1- First, I introduced my libraries
library(caret)
library(mlbench)
library(Hmisc)
library(randomForest)
library(raster)
library(recipes)
library(tidyverse)
library(doParallel)
library(ggplot2)
2-Then, I gave my dependent variable to Y and predictors to X, and I normalized my predictors as follows:
X <- RFE[,c(5:42)] # It is a data frame of predictor variables
Y <- RFE[,c(4)] # This is BD_15
## We normalize the predictors and put them in a data frame.
normalization <- preProcess(X)
X <- predict(normalization, X)
X <- as.data.frame(X)
3-After this, I specified my control parameters and then ran the rfe() function as follows:
set.seed(10)
# RFE Control parameters
ctrl <- rfeControl(functions = caretFuncs,
method = "repeatedcv",
rerank = TRUE,
repeats = 5,
number= 5,
allowParallel = TRUE)
# RFE models
RF_38 <- rfe(X, Y,sizes = c(1:38),
method ='rf',
rfeControl = ctrl,
tuneGrid = data.frame(mtry=6))
After running this rfe() model, I get the following error message.
Error in { : task 1 failed - "replacement has 1 row, data has 0"
Before, I had run rfe() many times successfully without any problems, but now I get this error. I checked my data frame. There is no problem with values, and there is no missing values. How can I run rfe() successfully without getting this error? Why do I get this error?
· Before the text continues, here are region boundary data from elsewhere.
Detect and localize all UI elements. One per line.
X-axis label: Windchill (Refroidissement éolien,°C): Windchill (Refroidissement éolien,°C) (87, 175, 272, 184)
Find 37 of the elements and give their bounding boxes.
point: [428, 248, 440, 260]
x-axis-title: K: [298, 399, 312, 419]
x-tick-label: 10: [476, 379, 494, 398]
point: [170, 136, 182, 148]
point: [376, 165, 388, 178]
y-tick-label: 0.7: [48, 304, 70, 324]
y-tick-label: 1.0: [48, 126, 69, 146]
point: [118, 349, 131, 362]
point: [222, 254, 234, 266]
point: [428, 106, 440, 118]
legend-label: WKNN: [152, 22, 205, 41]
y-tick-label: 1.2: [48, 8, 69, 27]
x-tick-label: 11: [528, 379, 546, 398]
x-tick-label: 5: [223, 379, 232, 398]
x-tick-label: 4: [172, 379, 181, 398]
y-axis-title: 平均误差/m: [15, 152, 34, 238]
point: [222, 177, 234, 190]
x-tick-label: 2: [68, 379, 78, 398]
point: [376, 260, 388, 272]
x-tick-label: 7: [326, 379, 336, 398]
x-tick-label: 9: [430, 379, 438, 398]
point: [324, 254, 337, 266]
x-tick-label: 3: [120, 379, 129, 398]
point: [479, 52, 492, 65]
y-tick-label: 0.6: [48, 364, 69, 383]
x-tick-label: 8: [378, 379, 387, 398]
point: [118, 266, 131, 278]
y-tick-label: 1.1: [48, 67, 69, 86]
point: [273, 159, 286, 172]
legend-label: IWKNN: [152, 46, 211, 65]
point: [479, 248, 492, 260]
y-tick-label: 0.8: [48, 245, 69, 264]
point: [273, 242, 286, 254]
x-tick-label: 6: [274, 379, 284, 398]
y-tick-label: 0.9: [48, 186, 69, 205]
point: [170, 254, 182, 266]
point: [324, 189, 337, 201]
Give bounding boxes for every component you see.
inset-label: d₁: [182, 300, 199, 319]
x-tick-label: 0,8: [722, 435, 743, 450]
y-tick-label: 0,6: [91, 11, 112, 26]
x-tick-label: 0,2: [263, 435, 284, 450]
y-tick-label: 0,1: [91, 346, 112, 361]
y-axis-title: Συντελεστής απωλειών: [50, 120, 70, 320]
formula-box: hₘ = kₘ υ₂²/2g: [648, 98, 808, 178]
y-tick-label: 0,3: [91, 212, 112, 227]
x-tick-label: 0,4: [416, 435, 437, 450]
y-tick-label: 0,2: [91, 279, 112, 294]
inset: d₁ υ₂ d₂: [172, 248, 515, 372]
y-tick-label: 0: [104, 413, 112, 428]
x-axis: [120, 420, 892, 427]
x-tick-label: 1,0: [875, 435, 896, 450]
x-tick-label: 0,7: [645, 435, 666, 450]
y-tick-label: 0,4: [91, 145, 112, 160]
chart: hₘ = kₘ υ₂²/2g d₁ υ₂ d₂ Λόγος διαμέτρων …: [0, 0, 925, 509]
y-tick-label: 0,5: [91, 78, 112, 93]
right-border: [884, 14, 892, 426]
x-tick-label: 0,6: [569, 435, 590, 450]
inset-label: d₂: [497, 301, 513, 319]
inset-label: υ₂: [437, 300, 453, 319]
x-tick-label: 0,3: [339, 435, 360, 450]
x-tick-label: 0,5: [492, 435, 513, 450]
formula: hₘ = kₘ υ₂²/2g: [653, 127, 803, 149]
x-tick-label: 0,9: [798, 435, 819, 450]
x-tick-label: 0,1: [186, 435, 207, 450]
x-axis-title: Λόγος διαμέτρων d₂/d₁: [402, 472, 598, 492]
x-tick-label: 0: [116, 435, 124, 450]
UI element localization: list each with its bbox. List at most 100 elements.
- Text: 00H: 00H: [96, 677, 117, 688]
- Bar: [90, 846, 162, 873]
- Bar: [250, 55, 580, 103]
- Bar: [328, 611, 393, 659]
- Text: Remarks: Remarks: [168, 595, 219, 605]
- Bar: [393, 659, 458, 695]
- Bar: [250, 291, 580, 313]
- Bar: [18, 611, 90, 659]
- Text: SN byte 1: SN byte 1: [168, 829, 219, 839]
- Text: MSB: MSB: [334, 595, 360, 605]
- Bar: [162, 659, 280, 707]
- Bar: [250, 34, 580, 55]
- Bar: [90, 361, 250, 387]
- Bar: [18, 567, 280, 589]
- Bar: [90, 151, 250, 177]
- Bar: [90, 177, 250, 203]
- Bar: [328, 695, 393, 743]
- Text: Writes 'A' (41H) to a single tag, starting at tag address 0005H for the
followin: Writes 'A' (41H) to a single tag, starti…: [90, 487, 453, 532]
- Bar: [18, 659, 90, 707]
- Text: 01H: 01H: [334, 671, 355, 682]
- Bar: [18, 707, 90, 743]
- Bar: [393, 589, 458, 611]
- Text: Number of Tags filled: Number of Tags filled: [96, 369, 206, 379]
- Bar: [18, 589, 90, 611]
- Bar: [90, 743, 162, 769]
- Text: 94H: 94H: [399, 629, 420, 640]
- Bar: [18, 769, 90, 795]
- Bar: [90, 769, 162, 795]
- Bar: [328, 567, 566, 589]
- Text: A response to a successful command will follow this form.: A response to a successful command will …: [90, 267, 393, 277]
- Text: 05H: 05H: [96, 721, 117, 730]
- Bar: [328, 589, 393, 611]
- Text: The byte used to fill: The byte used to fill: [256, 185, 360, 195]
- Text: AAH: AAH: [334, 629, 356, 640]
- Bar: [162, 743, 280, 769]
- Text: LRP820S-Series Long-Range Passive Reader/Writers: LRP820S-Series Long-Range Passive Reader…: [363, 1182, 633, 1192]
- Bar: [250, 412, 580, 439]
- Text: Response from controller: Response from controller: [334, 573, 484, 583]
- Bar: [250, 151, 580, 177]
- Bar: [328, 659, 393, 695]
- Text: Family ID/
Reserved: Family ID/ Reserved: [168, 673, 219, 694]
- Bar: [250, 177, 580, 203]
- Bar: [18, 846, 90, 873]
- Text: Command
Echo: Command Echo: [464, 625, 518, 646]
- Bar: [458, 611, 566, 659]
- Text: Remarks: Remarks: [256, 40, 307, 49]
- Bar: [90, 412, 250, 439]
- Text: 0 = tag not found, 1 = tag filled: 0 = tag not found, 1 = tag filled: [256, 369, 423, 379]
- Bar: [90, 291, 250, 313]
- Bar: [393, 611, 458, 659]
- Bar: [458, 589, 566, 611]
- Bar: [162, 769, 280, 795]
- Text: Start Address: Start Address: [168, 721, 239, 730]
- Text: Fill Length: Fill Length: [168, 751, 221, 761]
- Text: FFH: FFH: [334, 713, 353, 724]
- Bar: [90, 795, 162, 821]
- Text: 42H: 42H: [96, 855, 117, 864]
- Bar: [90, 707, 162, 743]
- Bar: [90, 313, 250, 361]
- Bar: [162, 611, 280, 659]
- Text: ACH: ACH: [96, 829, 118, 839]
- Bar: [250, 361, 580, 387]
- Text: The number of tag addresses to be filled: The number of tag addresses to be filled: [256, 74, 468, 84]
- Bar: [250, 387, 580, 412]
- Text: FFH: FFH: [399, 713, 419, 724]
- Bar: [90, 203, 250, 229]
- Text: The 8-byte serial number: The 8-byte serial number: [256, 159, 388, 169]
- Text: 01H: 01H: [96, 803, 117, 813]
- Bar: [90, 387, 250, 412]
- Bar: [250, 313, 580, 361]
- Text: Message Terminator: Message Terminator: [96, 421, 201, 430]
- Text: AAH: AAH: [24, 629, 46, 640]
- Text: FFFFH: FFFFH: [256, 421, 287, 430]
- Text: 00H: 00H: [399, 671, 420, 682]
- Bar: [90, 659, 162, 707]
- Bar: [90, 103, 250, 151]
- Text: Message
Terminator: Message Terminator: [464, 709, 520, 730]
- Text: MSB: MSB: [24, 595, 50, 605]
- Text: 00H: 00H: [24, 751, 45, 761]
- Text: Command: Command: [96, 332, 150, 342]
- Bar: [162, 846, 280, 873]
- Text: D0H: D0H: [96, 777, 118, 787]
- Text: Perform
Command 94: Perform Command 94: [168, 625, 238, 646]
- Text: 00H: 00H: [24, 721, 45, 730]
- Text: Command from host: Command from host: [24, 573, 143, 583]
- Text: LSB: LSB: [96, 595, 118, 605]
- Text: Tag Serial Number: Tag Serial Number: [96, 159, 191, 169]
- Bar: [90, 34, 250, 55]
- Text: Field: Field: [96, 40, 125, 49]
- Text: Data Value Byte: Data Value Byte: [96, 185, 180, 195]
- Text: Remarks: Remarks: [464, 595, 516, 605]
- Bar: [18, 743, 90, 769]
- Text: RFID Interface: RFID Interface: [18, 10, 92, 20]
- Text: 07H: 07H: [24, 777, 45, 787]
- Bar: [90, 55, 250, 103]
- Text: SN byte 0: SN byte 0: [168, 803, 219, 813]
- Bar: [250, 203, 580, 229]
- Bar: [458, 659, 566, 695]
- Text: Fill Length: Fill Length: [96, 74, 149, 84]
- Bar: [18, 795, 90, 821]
Please help me.
This error message indicates the problem occurs while attempting a specific task or operation. the "replacement has 1 row, data has 0" part explains that the dimensions of the tables are incompatible (apparently) with the replacement operation.
How Should I resolve this problem: Since rfe is a complicated loop, it needs a lot of RAM (memory). The RAM Of my computer was 32G, which was still insufficient. I moved my script and data to a more robust computer with 64G of RAM, and the problem was resolved.